Никаких усилий изображать непринужденность я даже и не предпринимала. Я встала у окна, точнее, у стеклянной стены, внизу у моих ног— горящий огнями город и залив. Он тоже замолчал. Подошел сзади, осторожно взял за плечи, чуть-чуть подождал, ожидая реакции. Я не пошевелилась.

Про «дальше», извини, рассказывать не буду. То, что потом было, я даже сексом не могу назвать. Как будто что-то еще вошло к нам в комнату и мы ему просто подчинялись. Так сильно у меня и было-то в жизни – на пальцах одной руки пересчитаю…
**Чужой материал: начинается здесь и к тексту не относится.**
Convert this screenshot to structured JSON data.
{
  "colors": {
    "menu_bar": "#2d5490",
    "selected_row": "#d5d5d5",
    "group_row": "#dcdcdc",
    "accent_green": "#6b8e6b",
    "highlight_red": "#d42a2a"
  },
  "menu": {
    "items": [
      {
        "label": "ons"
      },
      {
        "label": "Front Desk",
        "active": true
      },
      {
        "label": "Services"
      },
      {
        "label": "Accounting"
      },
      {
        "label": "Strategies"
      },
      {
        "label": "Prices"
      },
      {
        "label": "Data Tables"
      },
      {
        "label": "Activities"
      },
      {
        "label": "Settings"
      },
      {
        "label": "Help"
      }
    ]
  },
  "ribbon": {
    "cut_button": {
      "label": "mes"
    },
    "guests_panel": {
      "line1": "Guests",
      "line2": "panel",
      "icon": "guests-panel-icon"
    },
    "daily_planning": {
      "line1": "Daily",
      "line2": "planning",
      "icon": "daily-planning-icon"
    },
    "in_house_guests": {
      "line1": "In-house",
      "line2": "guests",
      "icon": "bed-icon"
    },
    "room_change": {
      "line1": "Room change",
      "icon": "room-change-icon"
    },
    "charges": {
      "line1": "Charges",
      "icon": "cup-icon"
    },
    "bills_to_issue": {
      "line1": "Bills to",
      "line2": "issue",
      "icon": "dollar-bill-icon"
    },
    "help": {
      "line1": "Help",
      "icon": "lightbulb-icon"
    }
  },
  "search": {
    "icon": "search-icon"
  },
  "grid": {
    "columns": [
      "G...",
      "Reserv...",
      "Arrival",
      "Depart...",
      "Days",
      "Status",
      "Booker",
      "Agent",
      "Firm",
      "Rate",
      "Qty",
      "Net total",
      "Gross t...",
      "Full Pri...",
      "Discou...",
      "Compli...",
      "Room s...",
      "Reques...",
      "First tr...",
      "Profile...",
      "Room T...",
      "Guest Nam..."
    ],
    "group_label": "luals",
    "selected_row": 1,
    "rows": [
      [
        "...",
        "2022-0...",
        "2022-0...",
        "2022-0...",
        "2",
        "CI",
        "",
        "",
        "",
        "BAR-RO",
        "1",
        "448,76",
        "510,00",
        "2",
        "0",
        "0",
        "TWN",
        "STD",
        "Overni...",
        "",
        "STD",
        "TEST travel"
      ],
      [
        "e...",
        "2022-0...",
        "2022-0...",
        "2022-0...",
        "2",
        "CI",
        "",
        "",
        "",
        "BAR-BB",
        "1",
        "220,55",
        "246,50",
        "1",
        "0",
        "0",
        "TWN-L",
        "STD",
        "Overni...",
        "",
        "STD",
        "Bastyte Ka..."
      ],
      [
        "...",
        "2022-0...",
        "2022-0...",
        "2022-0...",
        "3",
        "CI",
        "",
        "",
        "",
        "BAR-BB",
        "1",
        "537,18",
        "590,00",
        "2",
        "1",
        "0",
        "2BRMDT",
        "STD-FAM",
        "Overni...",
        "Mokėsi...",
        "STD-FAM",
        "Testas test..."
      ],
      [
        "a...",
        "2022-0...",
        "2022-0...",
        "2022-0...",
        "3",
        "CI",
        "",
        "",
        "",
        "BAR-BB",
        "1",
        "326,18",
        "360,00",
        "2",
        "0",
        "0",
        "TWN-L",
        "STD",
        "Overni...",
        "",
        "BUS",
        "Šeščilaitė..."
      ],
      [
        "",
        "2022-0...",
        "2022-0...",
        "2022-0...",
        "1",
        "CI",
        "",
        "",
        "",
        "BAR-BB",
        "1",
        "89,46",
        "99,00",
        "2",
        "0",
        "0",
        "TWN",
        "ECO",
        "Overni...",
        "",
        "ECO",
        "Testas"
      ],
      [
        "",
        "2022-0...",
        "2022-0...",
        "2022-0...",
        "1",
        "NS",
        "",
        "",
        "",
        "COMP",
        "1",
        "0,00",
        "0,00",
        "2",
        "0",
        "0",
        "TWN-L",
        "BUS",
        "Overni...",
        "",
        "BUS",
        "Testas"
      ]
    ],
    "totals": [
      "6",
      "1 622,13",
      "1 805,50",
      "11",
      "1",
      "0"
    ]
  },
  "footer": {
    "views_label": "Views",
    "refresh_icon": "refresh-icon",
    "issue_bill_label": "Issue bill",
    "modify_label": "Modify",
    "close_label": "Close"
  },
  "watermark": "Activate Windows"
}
Такой вот был у меня харассмент.

Потом, уже под утро, когда лежали рядышком, обсыхали, такие вдруг родные, он, придурок, голос подает:

– Если хочешь, поговорим о твоей работе.

– Ты о чем?! Совсем с головой плохо?

– Извини, – говорит. – Ради бога, извини!

И чувствую, это у него от души.

Нет-нет, больше мы не виделись. Я не захотела. А зачем?


Наш разговор я сел записывать сразу же, как проснулся. Какие-то ее фразы я записал дословно, они как будто царапины во мне оставили, и мне нужно было только поставить в них иглу звукоснимателя и записывать под диктовку, а какие-то приходилось воспроизводить по ощущениям, оставленным ими. То есть этот сон я отчасти уже как бы и сочинял – с записью снов иначе не бывает, – но, честное слово, я очень старался воспроизвести его максимально приближенным к реальности.

Ну а что осталось в памяти в абсолютной сохранности – глаза закрою и вижу, – так это сам вокзал, где мы сидели. Поначалу сидели «мы», а потом – я не заметил, когда и как, – потом там уже сидел я один и слушал ее голос. Всё, связанное с ожиданием ночного поезда и встречей человека, нужного моей ночной подруге, рассосалось само собой – слишком пустынным, я бы сказал, оцепенелым был тот вокзал. И ясно же, что никакой поезд сюда уже не придет, что кроме меня на этом вокзале никого нет и быть не может.


И еще: мукой моей при пробуждении была моя неспособность вспомнить, с кем же я все-таки говорил. Я слушал голос женщины безумно знакомый, но вспоминался почему-то чердак старого малоярославецкого дома, на котором я в свои школьные времена разбирал книги, оставшиеся от деда одноклассника, и в руках у меня оказался переплетенный томик: «Стихи и письма» Мадлен де Лиль издания 1912 года в переводах и пересказах Щепкиной-Куперник. Стихи меня не зацепили, поразили письма, точнее «Письмо к возлюбленному», в котором было такое: «…Не верь тому, что ты обо мне думаешь! Не верь своей голове! Верь тому холоду, что разливается у тебя в животе, когда смотришь на меня. Верь глазам, которые ты не можешь оторвать от моих плеч и моей груди. Верь той жути, которую испытываешь, встретившись со мной взглядом и погружаясь в него все глубже. Голова у тебя – не от бога, голова твоя – от беса, лишающего тебя той жизни, что вложил в тебя Бог…» Я помню, как пытался заслониться потом от этих слов чтением Льва Толстого. Очень старался. И вот эти слова вдруг снова зазвучали во мне, произносимые голосом моей собеседницы во сне. То есть получается, голосом французской поэтессы XVIII века – так, что ли?!


…Был в том сне еще какой-то у нас разговор, из которого я запомнил совсем немного, но немногое это запомнил твердо:

– Ну а вообще, ты нас слушай поменьше. Женщины, они всегда себе на уме. Даже если и ума там нет никакого. Умом нас наделяет любовь или отсутствие любви, если отсутствие ее переживается с такой же остротой. А что такое любовь, по каким законам она живет и на что способна, не знает никто.

Вот смотри: я ехала в метро. На свидание. Без особого желания ехала, точнее, вообще без желания. Не надо было ехать. Но вроде как договорились, вроде как обещала. В конце концов, я уже в поезде, я еду, а он ждет меня на платформе станции «Красносельская». И вот поезд въезжает на «Красносельскую», останавливается, двери в вагонах открываются, но не левые двери, которые – на платформу, а правые – в стену. Представляешь? И какое-то время поезд стоит так. Потом, конечно, правые двери закрываются, левые открываются, но я уже все поняла. И с места не стронулась. Двери закрылись, я поехала дальше, до «Сокольников».